Troubleshooting Your AC’s Thermostat

When it comes to keeping your home comfortable throughout the warm summer months, access to a functional air conditioner is essential. If you find that your AC isn't keeping your home as cool as you would like, the problem might be with your AC's thermostat and not with the unit itself. Troubleshooting your thermostat can be a cost effective way to restore your air conditioner's functionality in the future.

Here are three simple things that you can do to determine if a malfunctioning thermostat is causing your AC problems.

1. Check the location of your home's thermostat.

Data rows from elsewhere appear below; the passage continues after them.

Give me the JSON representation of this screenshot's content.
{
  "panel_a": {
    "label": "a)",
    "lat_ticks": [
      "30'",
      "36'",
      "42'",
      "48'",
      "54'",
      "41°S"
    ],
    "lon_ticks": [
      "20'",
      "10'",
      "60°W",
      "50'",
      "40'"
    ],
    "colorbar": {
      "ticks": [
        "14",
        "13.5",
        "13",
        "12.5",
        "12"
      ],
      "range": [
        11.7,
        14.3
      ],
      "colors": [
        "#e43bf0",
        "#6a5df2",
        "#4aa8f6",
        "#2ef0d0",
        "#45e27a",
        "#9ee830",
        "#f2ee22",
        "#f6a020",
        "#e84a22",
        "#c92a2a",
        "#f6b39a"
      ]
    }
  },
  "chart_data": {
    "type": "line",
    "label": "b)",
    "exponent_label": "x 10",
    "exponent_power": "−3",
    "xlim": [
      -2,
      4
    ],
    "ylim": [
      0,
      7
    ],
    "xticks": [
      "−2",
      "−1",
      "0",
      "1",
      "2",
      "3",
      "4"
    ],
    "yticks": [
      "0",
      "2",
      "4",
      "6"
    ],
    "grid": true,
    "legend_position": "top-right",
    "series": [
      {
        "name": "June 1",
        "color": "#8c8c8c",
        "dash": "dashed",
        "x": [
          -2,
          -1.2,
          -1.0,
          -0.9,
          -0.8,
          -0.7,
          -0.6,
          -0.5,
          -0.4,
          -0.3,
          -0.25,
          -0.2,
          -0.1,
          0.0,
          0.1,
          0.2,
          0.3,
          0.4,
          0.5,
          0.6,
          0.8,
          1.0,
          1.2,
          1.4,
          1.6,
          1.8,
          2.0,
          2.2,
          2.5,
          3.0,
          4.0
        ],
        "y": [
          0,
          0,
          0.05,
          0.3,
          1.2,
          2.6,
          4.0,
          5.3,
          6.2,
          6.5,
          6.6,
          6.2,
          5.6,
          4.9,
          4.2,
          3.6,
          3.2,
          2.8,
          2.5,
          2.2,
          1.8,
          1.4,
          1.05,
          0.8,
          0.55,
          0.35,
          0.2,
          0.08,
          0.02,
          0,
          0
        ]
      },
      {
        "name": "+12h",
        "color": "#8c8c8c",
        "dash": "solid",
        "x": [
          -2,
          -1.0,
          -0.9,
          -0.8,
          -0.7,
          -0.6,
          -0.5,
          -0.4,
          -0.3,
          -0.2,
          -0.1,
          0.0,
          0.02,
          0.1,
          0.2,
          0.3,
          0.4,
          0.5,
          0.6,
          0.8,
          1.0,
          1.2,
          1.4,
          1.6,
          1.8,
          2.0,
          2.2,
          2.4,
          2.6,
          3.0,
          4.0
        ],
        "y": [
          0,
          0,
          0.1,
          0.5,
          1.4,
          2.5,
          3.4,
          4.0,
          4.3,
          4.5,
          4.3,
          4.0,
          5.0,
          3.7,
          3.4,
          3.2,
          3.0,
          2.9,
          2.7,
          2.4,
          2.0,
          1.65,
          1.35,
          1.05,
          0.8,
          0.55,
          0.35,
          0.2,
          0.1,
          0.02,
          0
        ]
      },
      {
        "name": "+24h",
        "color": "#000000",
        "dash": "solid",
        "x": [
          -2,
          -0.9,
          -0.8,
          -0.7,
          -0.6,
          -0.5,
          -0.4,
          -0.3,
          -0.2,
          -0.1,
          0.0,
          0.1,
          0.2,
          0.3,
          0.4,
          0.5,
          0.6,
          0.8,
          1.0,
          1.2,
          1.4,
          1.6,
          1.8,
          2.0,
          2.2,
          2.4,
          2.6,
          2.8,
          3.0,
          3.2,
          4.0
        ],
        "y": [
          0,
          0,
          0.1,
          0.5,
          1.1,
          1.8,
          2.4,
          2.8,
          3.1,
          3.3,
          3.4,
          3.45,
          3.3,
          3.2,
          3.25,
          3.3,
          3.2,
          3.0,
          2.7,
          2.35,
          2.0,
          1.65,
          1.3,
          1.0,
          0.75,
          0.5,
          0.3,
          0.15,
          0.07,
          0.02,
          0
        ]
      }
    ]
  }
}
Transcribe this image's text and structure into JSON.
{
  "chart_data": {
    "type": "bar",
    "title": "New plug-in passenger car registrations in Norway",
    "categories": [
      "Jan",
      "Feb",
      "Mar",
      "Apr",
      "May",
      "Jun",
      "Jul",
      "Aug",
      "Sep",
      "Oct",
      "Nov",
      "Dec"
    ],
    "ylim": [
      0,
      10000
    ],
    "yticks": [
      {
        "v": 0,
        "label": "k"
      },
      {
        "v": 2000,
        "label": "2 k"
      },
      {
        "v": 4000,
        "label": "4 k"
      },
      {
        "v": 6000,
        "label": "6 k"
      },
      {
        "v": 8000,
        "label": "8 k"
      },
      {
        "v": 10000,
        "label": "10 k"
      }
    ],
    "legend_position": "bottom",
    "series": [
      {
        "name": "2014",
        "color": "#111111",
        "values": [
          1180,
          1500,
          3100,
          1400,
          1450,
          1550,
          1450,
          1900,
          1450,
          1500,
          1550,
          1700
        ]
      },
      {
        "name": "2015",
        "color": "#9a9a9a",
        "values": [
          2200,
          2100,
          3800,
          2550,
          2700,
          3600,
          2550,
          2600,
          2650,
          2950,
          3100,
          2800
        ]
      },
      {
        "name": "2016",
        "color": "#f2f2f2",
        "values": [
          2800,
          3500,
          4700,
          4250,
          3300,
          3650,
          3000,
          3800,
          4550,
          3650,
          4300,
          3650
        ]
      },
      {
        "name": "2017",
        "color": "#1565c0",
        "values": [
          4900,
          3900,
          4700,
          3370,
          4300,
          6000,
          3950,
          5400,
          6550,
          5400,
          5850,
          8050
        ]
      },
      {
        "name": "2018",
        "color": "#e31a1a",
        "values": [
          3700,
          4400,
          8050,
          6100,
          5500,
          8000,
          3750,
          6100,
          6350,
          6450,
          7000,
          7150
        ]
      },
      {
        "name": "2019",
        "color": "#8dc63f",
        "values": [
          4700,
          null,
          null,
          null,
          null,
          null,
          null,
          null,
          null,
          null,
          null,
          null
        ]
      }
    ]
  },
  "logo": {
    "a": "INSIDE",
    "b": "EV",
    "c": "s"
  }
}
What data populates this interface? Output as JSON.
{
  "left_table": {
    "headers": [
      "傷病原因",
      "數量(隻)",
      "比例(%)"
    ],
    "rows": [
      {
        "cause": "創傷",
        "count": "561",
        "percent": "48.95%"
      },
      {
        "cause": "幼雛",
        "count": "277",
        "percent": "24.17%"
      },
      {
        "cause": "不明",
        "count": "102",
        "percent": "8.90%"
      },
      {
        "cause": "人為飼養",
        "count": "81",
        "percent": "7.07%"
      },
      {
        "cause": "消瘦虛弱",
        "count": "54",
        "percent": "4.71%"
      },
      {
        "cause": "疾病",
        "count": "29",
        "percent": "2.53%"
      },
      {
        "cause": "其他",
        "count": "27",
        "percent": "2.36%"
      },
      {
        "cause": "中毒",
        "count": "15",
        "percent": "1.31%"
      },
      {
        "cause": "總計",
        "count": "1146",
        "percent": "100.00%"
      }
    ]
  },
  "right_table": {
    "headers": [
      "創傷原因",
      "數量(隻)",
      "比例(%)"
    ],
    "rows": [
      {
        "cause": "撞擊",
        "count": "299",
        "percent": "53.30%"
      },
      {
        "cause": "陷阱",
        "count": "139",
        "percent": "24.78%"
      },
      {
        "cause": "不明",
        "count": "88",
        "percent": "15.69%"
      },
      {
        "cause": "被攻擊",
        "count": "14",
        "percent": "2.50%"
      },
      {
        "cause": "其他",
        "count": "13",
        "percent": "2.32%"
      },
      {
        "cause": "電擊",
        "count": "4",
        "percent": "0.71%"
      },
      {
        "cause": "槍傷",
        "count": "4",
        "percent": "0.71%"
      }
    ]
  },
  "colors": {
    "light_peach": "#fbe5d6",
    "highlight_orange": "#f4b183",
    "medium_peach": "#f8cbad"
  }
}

The area in which your home's thermostat is located can significantly affect its performance over time. A thermostat that is located on an exterior wall, near a window that lets in a lot of sunlight, or directly in the flow of air produced by a vent or return can produce a false temperature reading.

This false reading can cause your AC unit to work too hard, or not hard enough. Contacting an HVAC technician to relocate your thermostat to a more secluded area will help you better control the temperature inside your home this summer.

2. Replace the batteries in your thermostat.

Some homeowners are surprised to learn that the thermostat controlling indoor air temperatures inside their homes rely on batteries for power.

Batteries are not designed to last forever, and when the batteries in your thermostat begin to lose their charge it can seriously affect your AC unit's ability to maintain a constant temperature. To ensure that faulty batteries don't affect the performance of your AC system, replace the old batteries with new ones at least once a year.

3. Make sure your thermostat is programmed to cooperate with your AC system.

Upgrading your home's AC unit without upgrading the thermostat can result in inconsistent indoor temperatures. Newer thermostats come equipped with back-end programming that allows them to seamlessly integrate with a variety of AC systems.

If you upgrade to a dual-speed air conditioner, modulating unit, or variable-speed system and your thermostat is only programmed to work with a single-speed system, you may find that the performance of your AC unit suffers. Have an HVAC technician check your thermostat to ensure it is compatible with your upgraded AC unit.

Being able to troubleshoot some common thermostat problems will help you keep your home's air conditioner running at optimal levels during the warm summer months.